The Beijing Platform for Action, developed at a 1995 United Nations conference, set an agenda for women’s empowerment and identified 12 critical areas of concern. Twenty years after Beijing, ShareAmerica assesses global progress in each critical area. This article focuses on closing the economic gender gap.

Women’s earnings still lag behind men’s

Women make up half the world’s population, but they earn, on average, half of what men do. Much of their labor — raising children, running households and gathering necessities — is unpaid. The Global Gender Gap Report 2014 records global progress in closing that gap: Nicaragua and Rwanda are among the top performers, while the widest gaps remain in the Middle East and Africa.

Women are buyers and sellers at this Tlbilisi, Georgia, market.

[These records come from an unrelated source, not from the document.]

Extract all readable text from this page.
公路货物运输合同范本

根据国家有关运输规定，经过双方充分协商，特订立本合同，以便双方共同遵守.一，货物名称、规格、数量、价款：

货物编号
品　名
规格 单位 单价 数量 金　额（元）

A small loan helped this spice vendor start her business. (The World Bank/Yuri Mechitov)

In general, women in developed countries are doing well, owning assets, starting small businesses, and even making more purchasing decisions than men. But current U.N. data indicate that women in developing economies often are still excluded from economic and policy decisions.

Government policies that assure women equitable access to credit, capital and property rights advance both female economic parity and economic growth that benefits all citizens.

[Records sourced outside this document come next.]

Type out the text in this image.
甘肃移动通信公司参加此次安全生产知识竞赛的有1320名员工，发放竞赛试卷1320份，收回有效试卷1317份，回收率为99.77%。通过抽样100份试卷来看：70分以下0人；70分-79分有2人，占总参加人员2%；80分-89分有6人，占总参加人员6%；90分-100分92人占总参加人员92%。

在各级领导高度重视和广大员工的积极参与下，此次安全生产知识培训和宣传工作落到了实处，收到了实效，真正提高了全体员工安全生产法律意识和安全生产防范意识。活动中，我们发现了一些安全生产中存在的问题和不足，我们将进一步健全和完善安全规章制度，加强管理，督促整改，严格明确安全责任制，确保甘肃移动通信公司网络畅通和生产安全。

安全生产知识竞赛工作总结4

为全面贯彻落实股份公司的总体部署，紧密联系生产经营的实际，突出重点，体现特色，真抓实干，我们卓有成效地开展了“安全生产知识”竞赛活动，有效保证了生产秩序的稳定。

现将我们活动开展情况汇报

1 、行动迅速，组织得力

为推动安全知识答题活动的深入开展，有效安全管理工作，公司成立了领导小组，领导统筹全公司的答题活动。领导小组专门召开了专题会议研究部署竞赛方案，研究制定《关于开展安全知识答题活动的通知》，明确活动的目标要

A designer at the Leather and Shoe Research Institute in Hanoi, Vietnam, refines the product line. (USAID/Richard Nyberg)

Female participation in private enterprise is a crucial economic driver. Economic security for women enhances the health, education and vitality of families. Ensuring women the freedom to buy, to produce and to contribute fully to civic and political transformation benefits all.

Closing the gender gap will take time

There are hopeful signs, but the 2015 Gender Gap Calculator predicts the gap will not close until 2095. Globally, women leaders are working to achieve parity sooner. Suzan Aref heads the Women’s Empowerment Organization (WEO) in Iraqi Kurdistan, where challenges from Daesh and Syria threaten women’s economic progress. Before the current civil conflict, WEO educated women and helped them microfinance small businesses. Today, women are displaced in refugee camps. “We have to provide them with some kind of income-generation projects, because it is difficult to survive like this without any income. Especially to protect women from trafficking and prostitution, we have to empower them economically,” Aref said in a recent interview.

Lubna Olayan runs Olayan Financing in Saudi Arabia and advocates for women in business. (Courtesy of Lubna Olayan)

Lubna Olayan, a Saudi businesswoman who heads Olayan Financing Company, supports grass-roots organizations in the Arab world that empower women. “Education is the single most important driver in improving society, in Saudi Arabia and anywhere in the world,” she says — that, and “ensuring  that [women get] equal opportunity to … participate in the country’s economic development.”

Successful women can help other women get ahead. The Fortune/U.S. State Department Global Women’s Mentoring Partnership actively seeks and assists new women entrepreneurs around the world, offering grants and opportunities to learn from professionals. Vital Voices Global Partnership does similar outreach.

Women’s skills are needed to transform and improve economic conditions globally. Through united public and private efforts worldwide, gender economic parity can become a reality.